Preeclampsia (PE) is a multisystem, transient disorder of pregnancy, which affects 5-10% of pregnant women (usually during their first pregnancy). It is also referred to as toxemia or pregnancy-induced hypertension. PE typically occurs after 20 weeks' gestation and can present as late as 4-6 weeks postpartum. The condition is clinically characterized by hypertension and proteinuria, with or without pathologic edema. It is primarily a disorder of healthy young women who were not previously known to be hypertensive. PE can affect both the mother and the unborn child. In severe cases, the condition may present with seizures, liver and kidney dysfunction, as well as clotting abnormalities.
PE can mimic and be confused with many other diseases including chronic hypertension, chronic renal disease, primary seizure disorders, gallbladder disease, pancreatic disease, immune or coagulation-related diseases, and hemolytic-uremic conditions. Moreover, it is especially difficult to diagnose in pregnant women who have a preexisting condition such as hypertension. Despite considerable research over the years, the precise cause of PE is unknown. The only cure at this time is delivery of the fetus.

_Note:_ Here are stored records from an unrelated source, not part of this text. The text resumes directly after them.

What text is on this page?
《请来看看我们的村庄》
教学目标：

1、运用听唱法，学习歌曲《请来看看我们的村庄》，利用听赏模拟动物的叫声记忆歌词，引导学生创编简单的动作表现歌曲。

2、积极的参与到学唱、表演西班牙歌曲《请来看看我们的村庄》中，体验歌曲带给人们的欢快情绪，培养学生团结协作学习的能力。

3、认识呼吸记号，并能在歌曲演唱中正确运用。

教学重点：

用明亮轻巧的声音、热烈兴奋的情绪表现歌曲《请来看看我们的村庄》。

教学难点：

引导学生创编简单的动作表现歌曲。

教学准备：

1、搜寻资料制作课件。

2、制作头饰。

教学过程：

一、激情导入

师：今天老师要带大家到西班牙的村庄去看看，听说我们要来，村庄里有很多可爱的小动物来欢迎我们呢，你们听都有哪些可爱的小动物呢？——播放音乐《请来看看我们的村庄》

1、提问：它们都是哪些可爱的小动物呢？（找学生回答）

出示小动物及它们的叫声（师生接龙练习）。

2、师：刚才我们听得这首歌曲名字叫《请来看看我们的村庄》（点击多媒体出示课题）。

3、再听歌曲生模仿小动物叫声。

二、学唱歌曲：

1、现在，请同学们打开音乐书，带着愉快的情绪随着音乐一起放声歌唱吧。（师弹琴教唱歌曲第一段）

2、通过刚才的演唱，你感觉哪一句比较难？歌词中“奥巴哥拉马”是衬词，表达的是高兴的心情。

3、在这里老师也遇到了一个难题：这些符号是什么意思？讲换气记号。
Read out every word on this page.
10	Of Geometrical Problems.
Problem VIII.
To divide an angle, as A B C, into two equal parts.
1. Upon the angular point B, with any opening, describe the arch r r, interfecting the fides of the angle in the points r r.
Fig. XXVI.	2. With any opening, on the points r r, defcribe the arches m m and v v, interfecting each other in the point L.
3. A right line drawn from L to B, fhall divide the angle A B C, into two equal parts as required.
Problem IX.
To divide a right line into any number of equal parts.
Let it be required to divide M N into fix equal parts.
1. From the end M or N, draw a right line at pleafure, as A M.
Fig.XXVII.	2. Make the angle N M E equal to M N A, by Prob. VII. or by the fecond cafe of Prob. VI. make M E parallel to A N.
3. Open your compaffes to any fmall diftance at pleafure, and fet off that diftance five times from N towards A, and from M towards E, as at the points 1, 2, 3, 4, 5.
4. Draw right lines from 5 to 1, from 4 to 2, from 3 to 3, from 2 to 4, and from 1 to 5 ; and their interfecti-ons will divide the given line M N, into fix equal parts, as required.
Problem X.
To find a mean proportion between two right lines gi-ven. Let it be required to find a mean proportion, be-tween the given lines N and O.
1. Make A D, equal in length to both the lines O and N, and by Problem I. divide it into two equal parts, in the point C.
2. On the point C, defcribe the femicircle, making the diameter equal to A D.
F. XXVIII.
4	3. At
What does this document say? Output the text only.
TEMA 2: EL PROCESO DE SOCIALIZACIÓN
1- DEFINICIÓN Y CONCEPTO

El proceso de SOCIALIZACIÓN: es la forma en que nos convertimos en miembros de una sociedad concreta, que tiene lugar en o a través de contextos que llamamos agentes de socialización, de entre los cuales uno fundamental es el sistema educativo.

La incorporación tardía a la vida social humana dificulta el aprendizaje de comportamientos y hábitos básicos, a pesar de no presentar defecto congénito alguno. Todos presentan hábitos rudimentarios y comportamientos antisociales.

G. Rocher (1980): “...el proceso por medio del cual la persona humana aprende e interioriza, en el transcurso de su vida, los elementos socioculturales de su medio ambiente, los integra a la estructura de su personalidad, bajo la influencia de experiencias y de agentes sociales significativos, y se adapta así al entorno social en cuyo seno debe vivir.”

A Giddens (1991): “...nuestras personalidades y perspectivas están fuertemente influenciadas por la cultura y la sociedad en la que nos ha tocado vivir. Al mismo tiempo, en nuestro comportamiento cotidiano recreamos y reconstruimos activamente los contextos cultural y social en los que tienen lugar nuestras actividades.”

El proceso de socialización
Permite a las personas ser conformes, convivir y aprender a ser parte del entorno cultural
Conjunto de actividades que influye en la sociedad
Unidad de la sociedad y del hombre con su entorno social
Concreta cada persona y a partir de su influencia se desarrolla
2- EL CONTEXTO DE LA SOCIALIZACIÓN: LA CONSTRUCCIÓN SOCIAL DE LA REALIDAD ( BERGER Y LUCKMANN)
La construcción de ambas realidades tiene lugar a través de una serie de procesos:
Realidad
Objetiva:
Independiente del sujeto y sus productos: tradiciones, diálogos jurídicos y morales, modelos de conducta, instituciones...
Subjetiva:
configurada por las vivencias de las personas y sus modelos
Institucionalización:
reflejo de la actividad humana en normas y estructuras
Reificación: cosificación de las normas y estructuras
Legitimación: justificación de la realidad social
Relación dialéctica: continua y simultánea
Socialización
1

Recent efforts have been underway to improve upon the early and accurate diagnosis of PE and to improve upon the risk assessment for the condition. Since PE is a complex disorder, early screening tests for the disorder could serve to decrease the incidence of maternal and fetal complications. Several new promising biomarkers are now available to aid in the early prediction of PE in high-risk pregnancies and may offer the clinician earlier treatment options with improved outcomes for the mother and fetus. The future laboratory may well play a key role in the early and accurate diagnosis of PE.